Song-Contest-Favorit im Hexenzirkel

Am Dienstagabend startet der 68. Eurovision Song Contest in Malmö mit dem ersten Halbfinale. Zwar ist die österreichische Kandidatin Kaleen noch nicht am Start, dafür aber der aktuelle Buchmacherfavorit aus Kroatien. Dazu bringt der erste Abend schon einiges aus der heuer wieder stark vertretenen Schublade skurril bis grenzwertig: von einer irischen Hexenbeschwörung bis zum finnischen Windows95man.

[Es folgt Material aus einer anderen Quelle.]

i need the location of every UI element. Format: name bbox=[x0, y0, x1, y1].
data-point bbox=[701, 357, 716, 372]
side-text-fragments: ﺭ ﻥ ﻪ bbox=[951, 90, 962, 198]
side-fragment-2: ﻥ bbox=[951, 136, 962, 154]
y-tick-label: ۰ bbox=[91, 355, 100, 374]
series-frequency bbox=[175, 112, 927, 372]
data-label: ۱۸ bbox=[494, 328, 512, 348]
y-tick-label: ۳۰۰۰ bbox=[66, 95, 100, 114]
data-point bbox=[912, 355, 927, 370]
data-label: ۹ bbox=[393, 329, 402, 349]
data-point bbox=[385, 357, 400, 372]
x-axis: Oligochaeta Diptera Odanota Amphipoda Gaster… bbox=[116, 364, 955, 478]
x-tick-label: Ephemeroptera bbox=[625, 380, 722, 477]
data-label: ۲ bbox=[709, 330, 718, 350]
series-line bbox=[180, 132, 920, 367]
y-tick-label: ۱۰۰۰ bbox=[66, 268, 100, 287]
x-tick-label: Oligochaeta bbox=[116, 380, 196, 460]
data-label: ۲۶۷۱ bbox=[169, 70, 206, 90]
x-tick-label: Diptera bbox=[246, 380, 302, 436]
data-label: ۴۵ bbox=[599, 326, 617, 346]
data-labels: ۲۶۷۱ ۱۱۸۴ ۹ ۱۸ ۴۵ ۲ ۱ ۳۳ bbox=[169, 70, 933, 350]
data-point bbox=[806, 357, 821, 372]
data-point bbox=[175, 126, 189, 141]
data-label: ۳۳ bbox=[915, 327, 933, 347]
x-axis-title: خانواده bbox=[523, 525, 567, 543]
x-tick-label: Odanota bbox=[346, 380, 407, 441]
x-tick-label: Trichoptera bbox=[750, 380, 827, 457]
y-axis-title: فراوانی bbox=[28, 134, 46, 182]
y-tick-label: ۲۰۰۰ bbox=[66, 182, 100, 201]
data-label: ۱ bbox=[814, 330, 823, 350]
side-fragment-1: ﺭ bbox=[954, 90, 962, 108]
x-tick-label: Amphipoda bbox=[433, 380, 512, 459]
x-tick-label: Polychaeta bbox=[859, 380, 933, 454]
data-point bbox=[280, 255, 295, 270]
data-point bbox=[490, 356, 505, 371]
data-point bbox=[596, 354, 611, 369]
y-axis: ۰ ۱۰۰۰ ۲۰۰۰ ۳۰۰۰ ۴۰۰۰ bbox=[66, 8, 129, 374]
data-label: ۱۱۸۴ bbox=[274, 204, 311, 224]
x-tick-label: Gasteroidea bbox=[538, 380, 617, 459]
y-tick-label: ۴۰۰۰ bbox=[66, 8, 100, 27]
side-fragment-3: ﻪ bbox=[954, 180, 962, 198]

Geht es nach den Wettquoten, könnte Kroatien heuer zum ersten Mal den Song Contest gewinnen: Mit Sänger Baby Lasagna der für seinen Beitrag „Rim Tim Tagi Dim“ Pop, Techno, Metal und Trap wild gemischt hat. Zwischenzeitlich hatte ihn der Schweizer Kandidat Nemo – er tritt erst im zweiten Halbfinale an – von der Spitze der Wettquoten verdrängt. Seit Beginn der Proben liegt Kroatien aber wieder mit Abstand voran, was sich als Indiz lesen lässt, dass sich die Performance auf der großen Bühne durchsetzen könnte.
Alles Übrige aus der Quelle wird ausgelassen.